気になっていたことが整頓できて、やれやれ自分にご褒美がしたい、と思った週末。私の足は、やはり自然に乙仲通りに向きます。
元町商店街から南京町を抜けると、さらに南側に平行して「栄町通」があります。開港後の1872(明治4)年に、この地が栄えますように、という願いの元に名付けられた栄町です。1909(明治43)年に市電が走り始めると、銀行や証券会社が軒を連ね経済の中心地になり「東洋のウォール街」と呼ばれるほど栄えました。
その栄町通と国道2号とに挟まれた東西約1㎞の通りが「乙仲通」です。栄町通りと共に貿易会社や港湾運送業者などで賑わっていたようてす。聞きなれない「乙仲」は税関で貨物を扱う事業者の略称で、この法律で定められた職種も戦後廃止されましたが、今でも乙仲が俗称として受け継がれているところが、この界隈の面白さの原点かもしれません。

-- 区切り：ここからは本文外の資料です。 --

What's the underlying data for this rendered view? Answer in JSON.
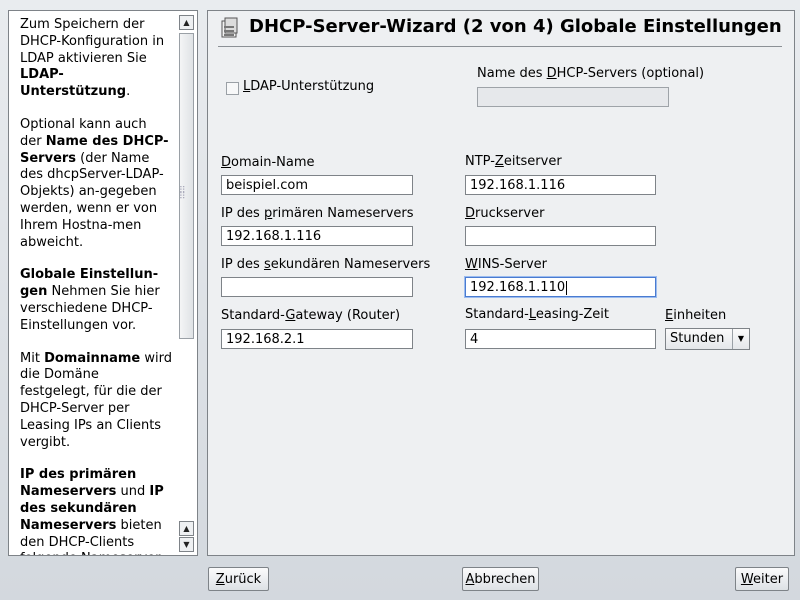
{
  "wizard": {
    "title": "DHCP-Server-Wizard (2 von 4) Globale Einstellungen"
  },
  "help": {
    "paragraphs": [
      [
        "Zum Speichern der DHCP-Konfiguration in LDAP aktivieren Sie ",
        "LDAP-Unterstützung",
        "."
      ],
      [
        "Optional kann auch der ",
        "Name des DHCP-Servers",
        " (der Name des dhcpServer-LDAP-Objekts) an-gegeben werden, wenn er von Ihrem Hostna-men abweicht."
      ],
      [
        "",
        "Globale Einstellun-gen",
        " Nehmen Sie hier verschiedene DHCP-Einstellungen vor."
      ],
      [
        "Mit ",
        "Domainname",
        " wird die Domäne festgelegt, für die der DHCP-Server per Leasing IPs an Clients vergibt."
      ],
      [
        "",
        "IP des primären Nameservers",
        " und ",
        "IP des sekundären Nameservers",
        " bieten den DHCP-Clients folgende Nameserver an. Bei diesen Werten"
      ]
    ]
  },
  "form": {
    "ldap_label_pre": "",
    "ldap_label_u": "L",
    "ldap_label_post": "DAP-Unterstützung",
    "ldap_checked": false,
    "server_name_label_pre": "Name des ",
    "server_name_label_u": "D",
    "server_name_label_post": "HCP-Servers (optional)",
    "server_name_value": "",
    "domain_label_pre": "",
    "domain_label_u": "D",
    "domain_label_post": "omain-Name",
    "domain_value": "beispiel.com",
    "ntp_label_pre": "NTP-",
    "ntp_label_u": "Z",
    "ntp_label_post": "eitserver",
    "ntp_value": "192.168.1.116",
    "primary_ns_label_pre": "IP des ",
    "primary_ns_label_u": "p",
    "primary_ns_label_post": "rimären Nameservers",
    "primary_ns_value": "192.168.1.116",
    "print_label_pre": "",
    "print_label_u": "D",
    "print_label_post": "ruckserver",
    "print_value": "",
    "secondary_ns_label_pre": "IP des ",
    "secondary_ns_label_u": "s",
    "secondary_ns_label_post": "ekundären Nameservers",
    "secondary_ns_value": "",
    "wins_label_pre": "",
    "wins_label_u": "W",
    "wins_label_post": "INS-Server",
    "wins_value": "192.168.1.110",
    "gateway_label_pre": "Standard-",
    "gateway_label_u": "G",
    "gateway_label_post": "ateway (Router)",
    "gateway_value": "192.168.2.1",
    "lease_label_pre": "Standard-",
    "lease_label_u": "L",
    "lease_label_post": "easing-Zeit",
    "lease_value": "4",
    "units_label_pre": "",
    "units_label_u": "E",
    "units_label_post": "inheiten",
    "units_value": "Stunden"
  },
  "buttons": {
    "back_u": "Z",
    "back_rest": "urück",
    "cancel_u": "A",
    "cancel_rest": "bbrechen",
    "next_u": "W",
    "next_rest": "eiter"
  }
}
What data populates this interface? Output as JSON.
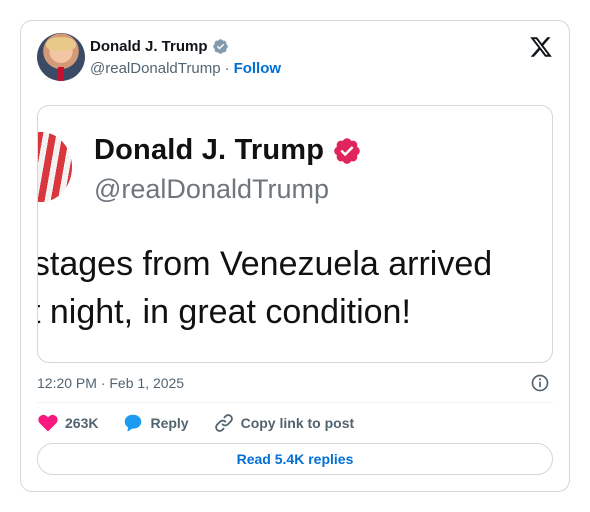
{
  "author": {
    "name": "Donald J. Trump",
    "handle": "@realDonaldTrump",
    "separator": "·",
    "follow_label": "Follow"
  },
  "media": {
    "name": "Donald J. Trump",
    "handle": "@realDonaldTrump",
    "line1": "ostages from Venezuela arrived",
    "line2": "st night, in great condition!"
  },
  "timestamp": "12:20 PM · Feb 1, 2025",
  "actions": {
    "like_count": "263K",
    "reply_label": "Reply",
    "copy_label": "Copy link to post"
  },
  "replies_button": "Read 5.4K replies",
  "icons": {
    "verified_small": "verified-badge-icon",
    "verified_large": "verified-badge-icon",
    "logo": "x-logo-icon",
    "info": "info-icon",
    "like": "heart-icon",
    "reply": "speech-bubble-icon",
    "copy": "link-icon"
  },
  "colors": {
    "link_blue": "#006fd6",
    "like_pink": "#f91880",
    "reply_blue": "#1d9bf0",
    "verified_grey": "#829aab",
    "verified_red": "#e0245e"
  }
}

さて、お昼時分はとっくに過ぎていて、どのお店もお目当てのランチは終わっていて、でも何かちゃんとした食事がしたい時に「喜八」さんの暖簾をくぐります。1912(大正元)年4月1日創業で現在4代目。栄町から乙仲辺りの栄枯盛衰を見続けている貴重な生き証人と思わせる設えの店内、映画のセットのようです。
昼頃から夕方くらいまでの営業、日替わり料理がお重箱で出てきます。奇をてらうこともなく、どれもこれも手抜きのない品々、仕出し、か小料理屋さんで食べている感じで贅沢な900円です。